After graduating in 1990, he worked for a year at Jasper Morrison’s studio before returning to Munich to open his own practice. With a unique style that combines formal rigour with subtle humor, he has designed products and furniture for companies including Authentics, Cappellini, Flos, Ittala, Larry, Magis, Moroso, and Muji, as well as Krups.
For the first 10 years of his career, he worked within a rationalist design language, but has since experimented with computer design software to create more fluid forms.
For the one series of furniture designed in 2003, he decided to create a deliberately strange form in die-cut aluminum, a new material for him and the manufacturer Magis.
He constructed Chair One “like a football — a collection of small, flat planes assembled at angles to create a three-dimensional form.”
When he was asked by Group SEB to design a new range of appliances for its Krups brand, he concluded that rather than adopting a radical approach to the design of practical everyday products like a coffee machine and sandwich maker, he should concentrate on refining and redefining them.
“We approach a product like a piece of architecture,” he observes, “where volume and shape are strongly determined by the arrangement of the inner technical components like ergonomics and specific features.”
In 1995, he produced a series of metal stands and tables for SCP, and in 1996 began a collaboration with Authentics, the German home products manufacturer for which he designed a series of plastic products.
In 1998, he completed the design of the iconic Mayday lamp for Flos, for whom he also developed the Hertz halogen light in 2000. He also designed a series of porcelain objects for Nymphenburg and Gallware for Ittala in 1999; designed the One series of furniture for Magis in 2003; and unveiled the first of his kitchen appliances for Durps as the start of a long-term project for the brand.
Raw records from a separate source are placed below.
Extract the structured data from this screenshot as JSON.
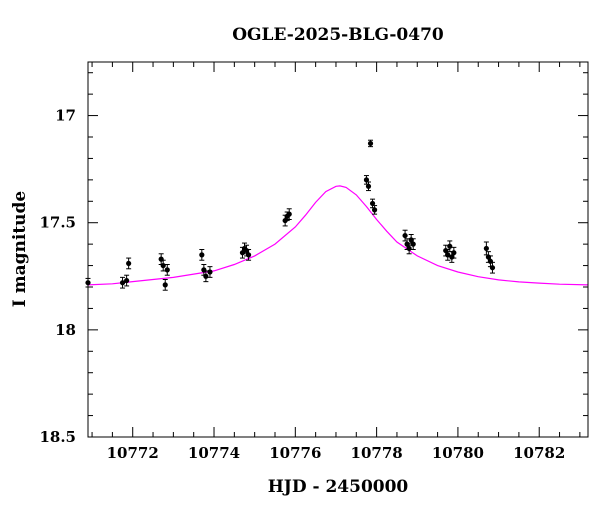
{
  "chart_data": {
    "type": "scatter",
    "title": "OGLE-2025-BLG-0470",
    "xlabel": "HJD - 2450000",
    "ylabel": "I magnitude",
    "xlim": [
      10770.9,
      10783.2
    ],
    "ylim": [
      18.5,
      16.75
    ],
    "y_inverted": true,
    "x_major_ticks": [
      10772,
      10774,
      10776,
      10778,
      10780,
      10782
    ],
    "x_tick_labels": [
      "10772",
      "10774",
      "10776",
      "10778",
      "10780",
      "10782"
    ],
    "y_major_ticks": [
      17,
      17.5,
      18,
      18.5
    ],
    "y_tick_labels": [
      "17",
      "17.5",
      "18",
      "18.5"
    ],
    "x_minor_step": 0.5,
    "y_minor_step": 0.1,
    "grid": false,
    "legend": "none",
    "model_color": "#ff00ff",
    "marker_color": "#000000",
    "model": {
      "x": [
        10770.9,
        10771.5,
        10772,
        10772.5,
        10773,
        10773.5,
        10774,
        10774.5,
        10775,
        10775.5,
        10776,
        10776.25,
        10776.5,
        10776.75,
        10777,
        10777.1,
        10777.25,
        10777.5,
        10777.75,
        10778,
        10778.25,
        10778.5,
        10779,
        10779.5,
        10780,
        10780.5,
        10781,
        10781.5,
        10782,
        10782.5,
        10783.2
      ],
      "y": [
        17.79,
        17.785,
        17.775,
        17.765,
        17.755,
        17.74,
        17.725,
        17.695,
        17.655,
        17.6,
        17.52,
        17.465,
        17.405,
        17.355,
        17.33,
        17.328,
        17.335,
        17.37,
        17.425,
        17.485,
        17.54,
        17.59,
        17.655,
        17.7,
        17.73,
        17.752,
        17.767,
        17.776,
        17.782,
        17.787,
        17.79
      ]
    },
    "points": [
      {
        "x": 10770.9,
        "y": 17.78,
        "err": 0.02
      },
      {
        "x": 10771.75,
        "y": 17.78,
        "err": 0.025
      },
      {
        "x": 10771.85,
        "y": 17.77,
        "err": 0.025
      },
      {
        "x": 10771.9,
        "y": 17.69,
        "err": 0.025
      },
      {
        "x": 10772.7,
        "y": 17.67,
        "err": 0.025
      },
      {
        "x": 10772.75,
        "y": 17.7,
        "err": 0.025
      },
      {
        "x": 10772.8,
        "y": 17.79,
        "err": 0.025
      },
      {
        "x": 10772.85,
        "y": 17.72,
        "err": 0.025
      },
      {
        "x": 10773.7,
        "y": 17.65,
        "err": 0.025
      },
      {
        "x": 10773.75,
        "y": 17.72,
        "err": 0.025
      },
      {
        "x": 10773.8,
        "y": 17.75,
        "err": 0.025
      },
      {
        "x": 10773.9,
        "y": 17.73,
        "err": 0.025
      },
      {
        "x": 10774.7,
        "y": 17.64,
        "err": 0.025
      },
      {
        "x": 10774.75,
        "y": 17.62,
        "err": 0.025
      },
      {
        "x": 10774.8,
        "y": 17.63,
        "err": 0.025
      },
      {
        "x": 10774.85,
        "y": 17.65,
        "err": 0.025
      },
      {
        "x": 10775.75,
        "y": 17.49,
        "err": 0.025
      },
      {
        "x": 10775.8,
        "y": 17.47,
        "err": 0.02
      },
      {
        "x": 10775.85,
        "y": 17.46,
        "err": 0.025
      },
      {
        "x": 10777.75,
        "y": 17.3,
        "err": 0.02
      },
      {
        "x": 10777.8,
        "y": 17.33,
        "err": 0.02
      },
      {
        "x": 10777.85,
        "y": 17.13,
        "err": 0.015
      },
      {
        "x": 10777.9,
        "y": 17.41,
        "err": 0.02
      },
      {
        "x": 10777.95,
        "y": 17.44,
        "err": 0.02
      },
      {
        "x": 10778.7,
        "y": 17.56,
        "err": 0.025
      },
      {
        "x": 10778.75,
        "y": 17.6,
        "err": 0.025
      },
      {
        "x": 10778.8,
        "y": 17.62,
        "err": 0.025
      },
      {
        "x": 10778.85,
        "y": 17.58,
        "err": 0.025
      },
      {
        "x": 10778.9,
        "y": 17.6,
        "err": 0.025
      },
      {
        "x": 10779.7,
        "y": 17.63,
        "err": 0.025
      },
      {
        "x": 10779.75,
        "y": 17.65,
        "err": 0.025
      },
      {
        "x": 10779.8,
        "y": 17.61,
        "err": 0.025
      },
      {
        "x": 10779.85,
        "y": 17.66,
        "err": 0.025
      },
      {
        "x": 10779.9,
        "y": 17.64,
        "err": 0.025
      },
      {
        "x": 10780.7,
        "y": 17.62,
        "err": 0.03
      },
      {
        "x": 10780.75,
        "y": 17.66,
        "err": 0.025
      },
      {
        "x": 10780.8,
        "y": 17.68,
        "err": 0.025
      },
      {
        "x": 10780.85,
        "y": 17.71,
        "err": 0.025
      }
    ]
  }
}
Each of his products is characterized by his careful research into the history of design and architecture and his passion for technology and materials. Known for pared-down pieces, he is often called a minimalist, but he himself prefers to speak of simplicity.
Many of his products have achieved international design awards — his Mayday Lamp won the Compasso d’Oro in 2001, while his Table B for BD Barcelona has been awarded a Silver Delta Award by ADI FAD, the most prestigious Spanish design association.
He has been awarded as an honorary designer for Industry by the Royal Society for the Encouragement of the Arts, Manufacturers and Commerce in 2008, and was named as the Furniture Designer of the Year in 2010 by the prestigious Wallpaper magazine. In February of the same year, his 360 Chair and 360 Stool were selected into the permanent collection of the Museum of Modern Art in New York.